I wrote:
I've often wondered why TMOs with
>identical marks aren't battling amongst each other for priority rights to
>specific, desirable domain names.
Martin Schwimmer wrote:
>they do. Juno.com,
dispute between registered TMO and common law TMO
>prince.com,
dispute between registered TMO and common law TMO
>epix.com.
I'll let Bill Lovell comment on this...
Obviously, I am not making myself clear, so I'll try again:
Take the example of Juno. The word "Juno is registered as a trademark to
* Avant-Garde Optics (for eyeglasses)
* Shoecraft (women's shoes_
* Varcia S.A. (toilet bar soap)
* Hunter Doublas, Inc. (vertical blind slats)
* Juno Lighting, Inc. (lighting fixtures)
and others.
When Juno Lighting asked NSO to invoke its domain dispute policy against
Juno Online, operator of an email service, the lighting manufacturer was,
in essence, saying that it had priority and exclusive rights to the
JUNO.COM name in cyberspace.
If a TMO has priority rights over a common law mark owner, then why should
the domain name be granted to Juno Lighting and not to another one of the
TMOs above who, perhaps, possesses a trademark that issued earlier? I
don't agree with the initial premise, and I'm suggesting here an
inconsistency that doesn't parallel trademark law.
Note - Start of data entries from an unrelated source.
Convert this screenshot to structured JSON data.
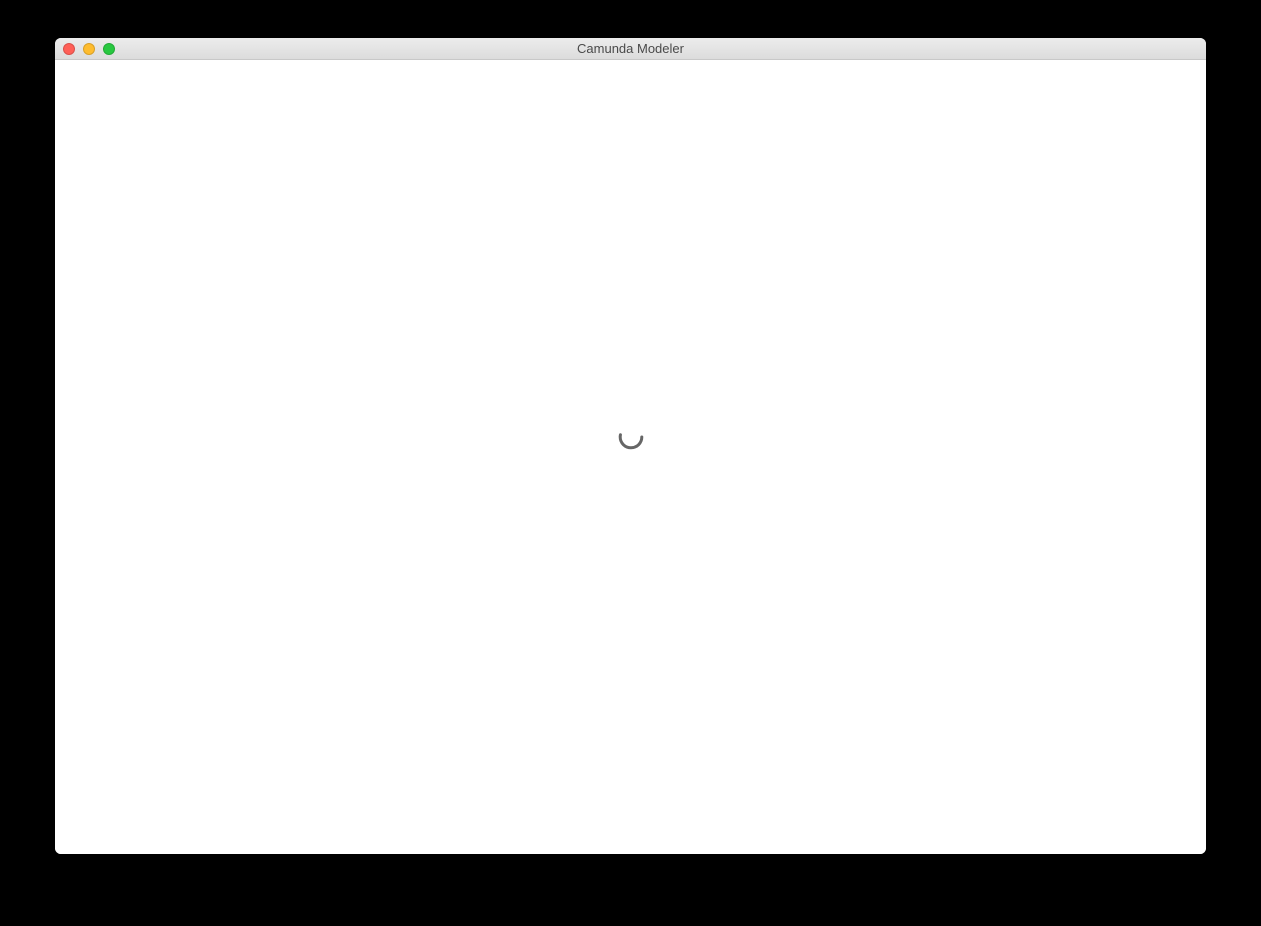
{
  "window": {
    "title": "Camunda Modeler"
  },
  "state": {
    "loading": true
  }
}
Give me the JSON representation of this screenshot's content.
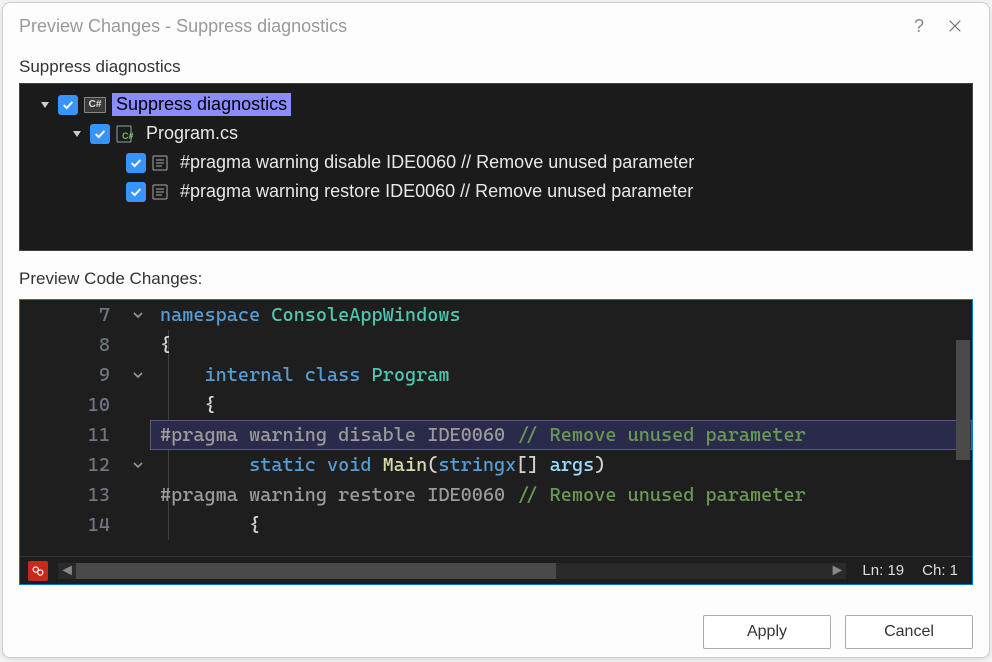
{
  "dialog": {
    "title": "Preview Changes - Suppress diagnostics",
    "help_label": "?",
    "close_label": "✕"
  },
  "tree": {
    "section_label": "Suppress diagnostics",
    "root": {
      "label": "Suppress diagnostics",
      "checked": true,
      "expanded": true
    },
    "file": {
      "label": "Program.cs",
      "checked": true,
      "expanded": true,
      "icon_text": "C#"
    },
    "items": [
      {
        "label": "#pragma warning disable IDE0060 // Remove unused parameter",
        "checked": true
      },
      {
        "label": "#pragma warning restore IDE0060 // Remove unused parameter",
        "checked": true
      }
    ]
  },
  "code": {
    "section_label": "Preview Code Changes:",
    "lines": [
      {
        "num": 7,
        "fold": "open",
        "tokens": [
          [
            "kw",
            "namespace"
          ],
          [
            "",
            ""
          ],
          [
            "type",
            " ConsoleAppWindows"
          ]
        ]
      },
      {
        "num": 8,
        "fold": "",
        "tokens": [
          [
            "punct",
            "{"
          ]
        ]
      },
      {
        "num": 9,
        "fold": "open",
        "tokens": [
          [
            "",
            "    "
          ],
          [
            "kw",
            "internal"
          ],
          [
            "",
            " "
          ],
          [
            "kw",
            "class"
          ],
          [
            "",
            " "
          ],
          [
            "type",
            "Program"
          ]
        ]
      },
      {
        "num": 10,
        "fold": "",
        "tokens": [
          [
            "",
            "    "
          ],
          [
            "punct",
            "{"
          ]
        ]
      },
      {
        "num": 11,
        "fold": "",
        "highlighted": true,
        "tokens": [
          [
            "pragma",
            "#pragma warning disable IDE0060 "
          ],
          [
            "comment",
            "// Remove unused parameter"
          ]
        ]
      },
      {
        "num": 12,
        "fold": "open",
        "tokens": [
          [
            "",
            "        "
          ],
          [
            "kw",
            "static"
          ],
          [
            "",
            " "
          ],
          [
            "kw",
            "void"
          ],
          [
            "",
            " "
          ],
          [
            "func",
            "Main"
          ],
          [
            "punct",
            "("
          ],
          [
            "kw",
            "stringx"
          ],
          [
            "punct",
            "[] "
          ],
          [
            "param",
            "args"
          ],
          [
            "punct",
            ")"
          ]
        ]
      },
      {
        "num": 13,
        "fold": "",
        "tokens": [
          [
            "pragma",
            "#pragma warning restore IDE0060 "
          ],
          [
            "comment",
            "// Remove unused parameter"
          ]
        ]
      },
      {
        "num": 14,
        "fold": "",
        "tokens": [
          [
            "",
            "        "
          ],
          [
            "punct",
            "{"
          ]
        ]
      }
    ],
    "status": {
      "line_label": "Ln: 19",
      "col_label": "Ch: 1"
    }
  },
  "buttons": {
    "apply": "Apply",
    "cancel": "Cancel"
  }
}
According to NSI's policy, the first-come, first served concept applies to
the first registered trademark owner to raise a challenge, not necessarily
to the senior TMO. NSI's dispute policy thus precludes any other
registered trademark owner with the identical mark from trying the same
maneuver, even if they possess a mark that issued before Juno Lighting's.
>Priority, aka, first come, first
>served, remains one of the two essential principles of TM dispute
>resolution - the other being confusing similarity. The problem comes in
>conflicting interpretations of the universe where someone has "come first."
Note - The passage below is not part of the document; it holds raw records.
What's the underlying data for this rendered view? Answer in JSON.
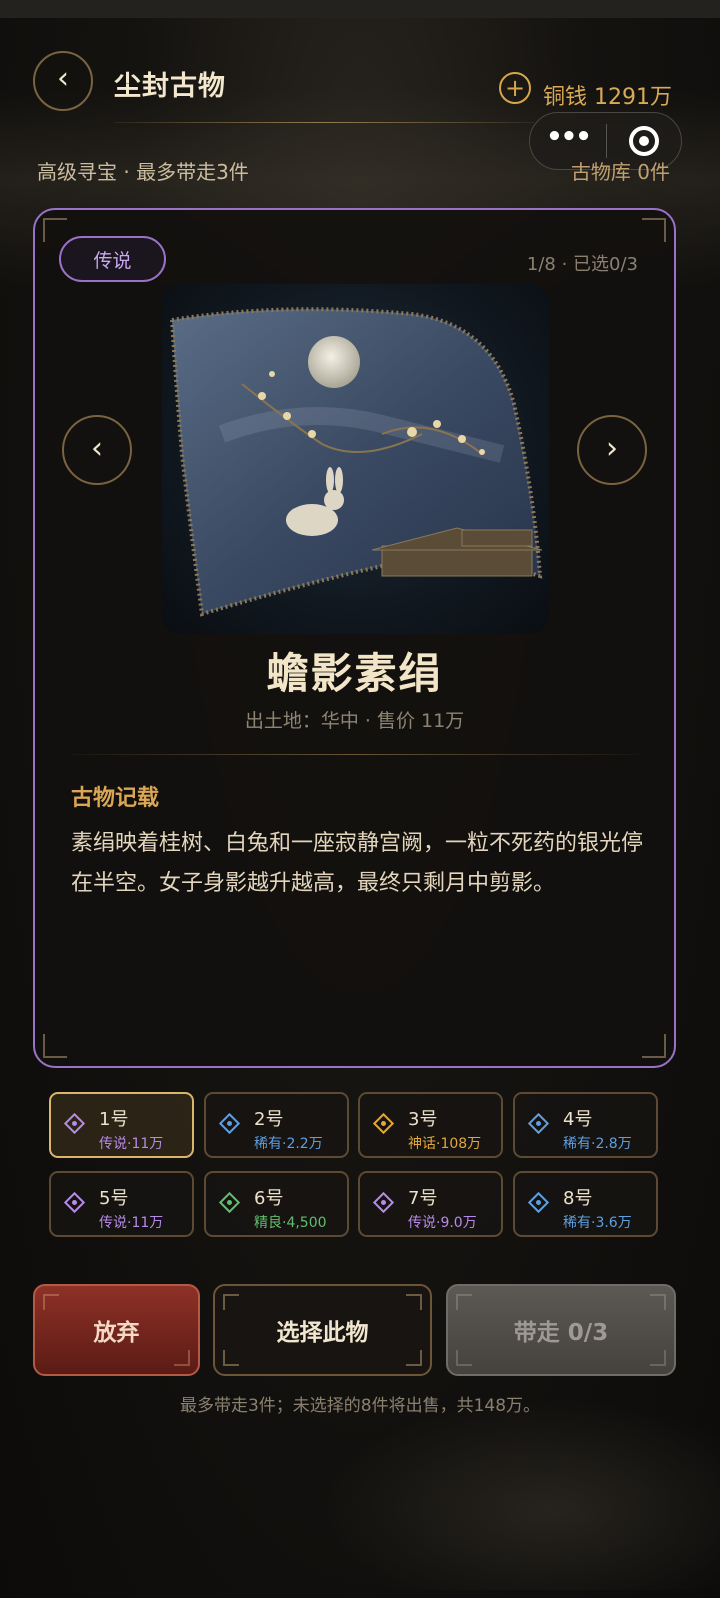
{
  "header": {
    "back_glyph": "‹",
    "title": "尘封古物",
    "currency_label": "铜钱 1291万",
    "subtitle_left": "高级寻宝 · 最多带走3件",
    "subtitle_right": "古物库 0件"
  },
  "capsule": {
    "more_glyph": "•••"
  },
  "card": {
    "rarity": "传说",
    "counter": "1/8 · 已选0/3",
    "prev_glyph": "‹",
    "next_glyph": "›",
    "item_name": "蟾影素绢",
    "item_meta": "出土地：华中 · 售价 11万",
    "record_title": "古物记载",
    "record_text": "素绢映着桂树、白兔和一座寂静宫阙，一粒不死药的银光停在半空。女子身影越升越高，最终只剩月中剪影。"
  },
  "grid": [
    {
      "num": "1号",
      "tag": "传说·11万",
      "color": "#b68ae6",
      "selected": true
    },
    {
      "num": "2号",
      "tag": "稀有·2.2万",
      "color": "#5f9fe0",
      "selected": false
    },
    {
      "num": "3号",
      "tag": "神话·108万",
      "color": "#e0a83c",
      "selected": false
    },
    {
      "num": "4号",
      "tag": "稀有·2.8万",
      "color": "#5f9fe0",
      "selected": false
    },
    {
      "num": "5号",
      "tag": "传说·11万",
      "color": "#b68ae6",
      "selected": false
    },
    {
      "num": "6号",
      "tag": "精良·4,500",
      "color": "#5fbf6e",
      "selected": false
    },
    {
      "num": "7号",
      "tag": "传说·9.0万",
      "color": "#b68ae6",
      "selected": false
    },
    {
      "num": "8号",
      "tag": "稀有·3.6万",
      "color": "#5f9fe0",
      "selected": false
    }
  ],
  "buttons": {
    "abandon": "放弃",
    "select": "选择此物",
    "take": "带走 0/3"
  },
  "footer_note": "最多带走3件；未选择的8件将出售，共148万。"
}
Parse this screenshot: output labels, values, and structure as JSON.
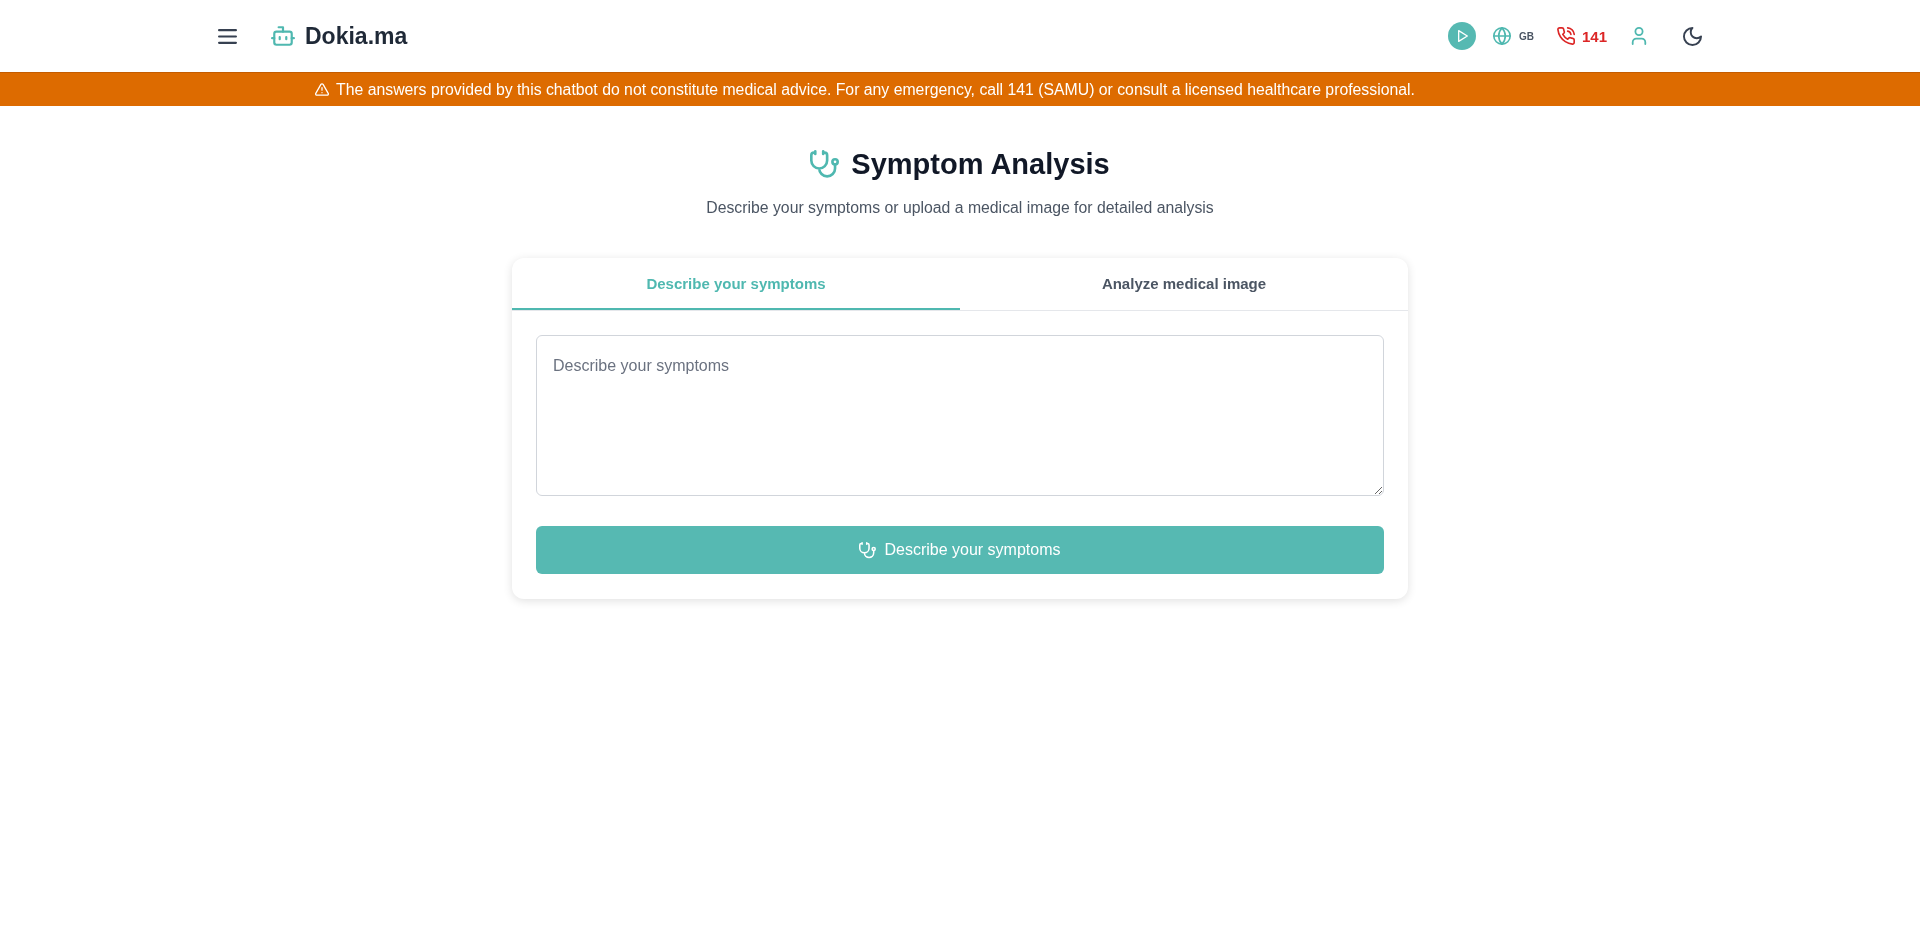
{
  "header": {
    "brand": "Dokia.ma",
    "language": "GB",
    "emergency_number": "141"
  },
  "banner": {
    "text": "The answers provided by this chatbot do not constitute medical advice. For any emergency, call 141 (SAMU) or consult a licensed healthcare professional."
  },
  "page": {
    "title": "Symptom Analysis",
    "subtitle": "Describe your symptoms or upload a medical image for detailed analysis"
  },
  "tabs": [
    {
      "label": "Describe your symptoms",
      "selected": true
    },
    {
      "label": "Analyze medical image",
      "selected": false
    }
  ],
  "symptoms_field": {
    "placeholder": "Describe your symptoms"
  },
  "submit_button": {
    "label": "Describe your symptoms"
  }
}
The date the trademark issues (or ITU date) is usually germaine when two
TMOs are involved in a dispute.
>The TM owner's position is: there's no such thing as TV priority, radio
>priority, why should there be internet priority - so Panavision sez it came
>before Toeppen, and Juno Lighting came before juno online, MTV Networks
>came before Adam Curry, etc.
These three cases you cite are not on point because they weren't disputes
between two REGISTERED trademark owners. I'm asking if trademark owners
feel they have priority rights to domain names in cyberspace over common
law marks and other legitimate users, why they don't apply the seniority
rights dictum in cyberspace, too? And why two owners of identical marks
(say "Juno") don't have a slugfest over which rights should prevail, say,
between the earliest one to challenge a domain name registrant (thus
claiming rights to the domain name) and the one who possesses the earliest
trademark issue date.
I'm just pointing out the inconsistencies in this botched approach to
conflicts over names. This is just another reason that I believe NSI's
trademark registration bias is fundamentally flawed and should be scrapped.
(BTW, Juno happens to be the actual name of the street on which I live,
thus adding another amusing context to this discussion).